Animals — including humans — can be conditioned to fear a neutral stimulus, such as a tone, if it is repeatedly paired with something unpleasant, such as a mild shock. Presenting the tone without the shock can diminish this conditioned fear; this process is called extinction. Since Pavlov's original conditioning studies, a key question has been whether this extinction process erases the memory for the original fear conditioning, or instead lays down a new memory that inhibits the fear. New research by Milad and Quirk provides evidence for the latter hypothesis and suggests that extinction memory might be controlled by the prefrontal cortex (PFC), a brain region long thought to be involved in executive control.
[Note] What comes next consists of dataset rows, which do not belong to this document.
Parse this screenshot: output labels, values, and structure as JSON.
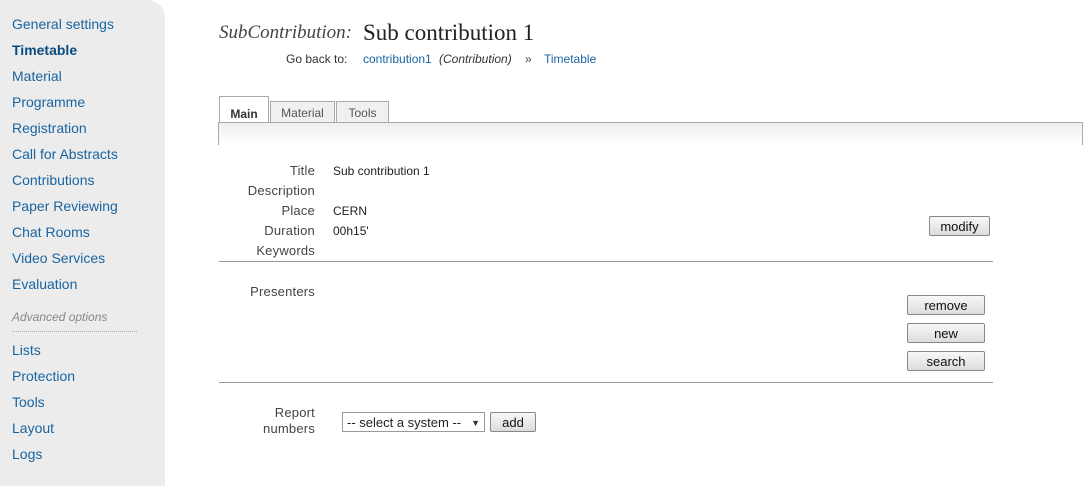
{
  "sidebar": {
    "items": [
      {
        "label": "General settings"
      },
      {
        "label": "Timetable"
      },
      {
        "label": "Material"
      },
      {
        "label": "Programme"
      },
      {
        "label": "Registration"
      },
      {
        "label": "Call for Abstracts"
      },
      {
        "label": "Contributions"
      },
      {
        "label": "Paper Reviewing"
      },
      {
        "label": "Chat Rooms"
      },
      {
        "label": "Video Services"
      },
      {
        "label": "Evaluation"
      }
    ],
    "advanced_label": "Advanced options",
    "advanced_items": [
      {
        "label": "Lists"
      },
      {
        "label": "Protection"
      },
      {
        "label": "Tools"
      },
      {
        "label": "Layout"
      },
      {
        "label": "Logs"
      }
    ]
  },
  "header": {
    "type_label": "SubContribution:",
    "title": "Sub contribution 1",
    "goback_label": "Go back to:",
    "crumb1": "contribution1",
    "crumb1_type": "(Contribution)",
    "separator": "»",
    "crumb2": "Timetable"
  },
  "tabs": [
    {
      "label": "Main"
    },
    {
      "label": "Material"
    },
    {
      "label": "Tools"
    }
  ],
  "details": {
    "title_label": "Title",
    "title_value": "Sub contribution 1",
    "description_label": "Description",
    "place_label": "Place",
    "place_value": "CERN",
    "duration_label": "Duration",
    "duration_value": "00h15'",
    "keywords_label": "Keywords",
    "modify_button": "modify"
  },
  "presenters": {
    "label": "Presenters",
    "remove_button": "remove",
    "new_button": "new",
    "search_button": "search"
  },
  "report": {
    "label_line1": "Report",
    "label_line2": "numbers",
    "select_value": "-- select a system --",
    "add_button": "add"
  }
}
In this study, rats were first conditioned to show a fear response ('freezing') to a tone. Next, the rats were given extinction trials, during which the freezing responses diminished. Finally, they were tested for recall of extinction. The activity of neurons in the medial PFC was recorded during each of these stages. Neuronal firing in the PFC increased in response to the tone, but only during the recall of extinction. Furthermore, the rats that showed the lowest levels of freezing (the best extinction) also exhibited the highest levels of PFC firing in response to the tones.

Electrical stimulation of the PFC during tone presentations reduced freezing in animals that did not experience extinction trials. In other words, artificially activating the PFC imitated extinction. PFC stimulation could also hasten the appearance of the extinction response in animals that received extinction training. Together with previous results showing that destruction of the PFC blocks extinction memory, but not the original conditioning or the learning of extinction, the data provide evidence for a role of the PFC in the storage of a new extinction memory that inhibits or replaces the original fear memory.

The authors propose that, during extinction training, neural inputs to the PFC from subcortical areas are enhanced, aiding in the formation and consolidation of extinction memory. Subsequent exposure to the previously feared stimulus triggers increased neural activity in the PFC and suppresses the original fear response. So, new extinction memories stored in the PFC inhibit fearful memories that probably reside in subcortical structures such as the amygdala, and dampen the expression of fear-related behaviours. Clinically, the formation of extinction memory might provide a mechanism for alleviating fears that are associated with trauma or phobias. These results provide support for the development of strategies to treat phobias that focus on the PFC.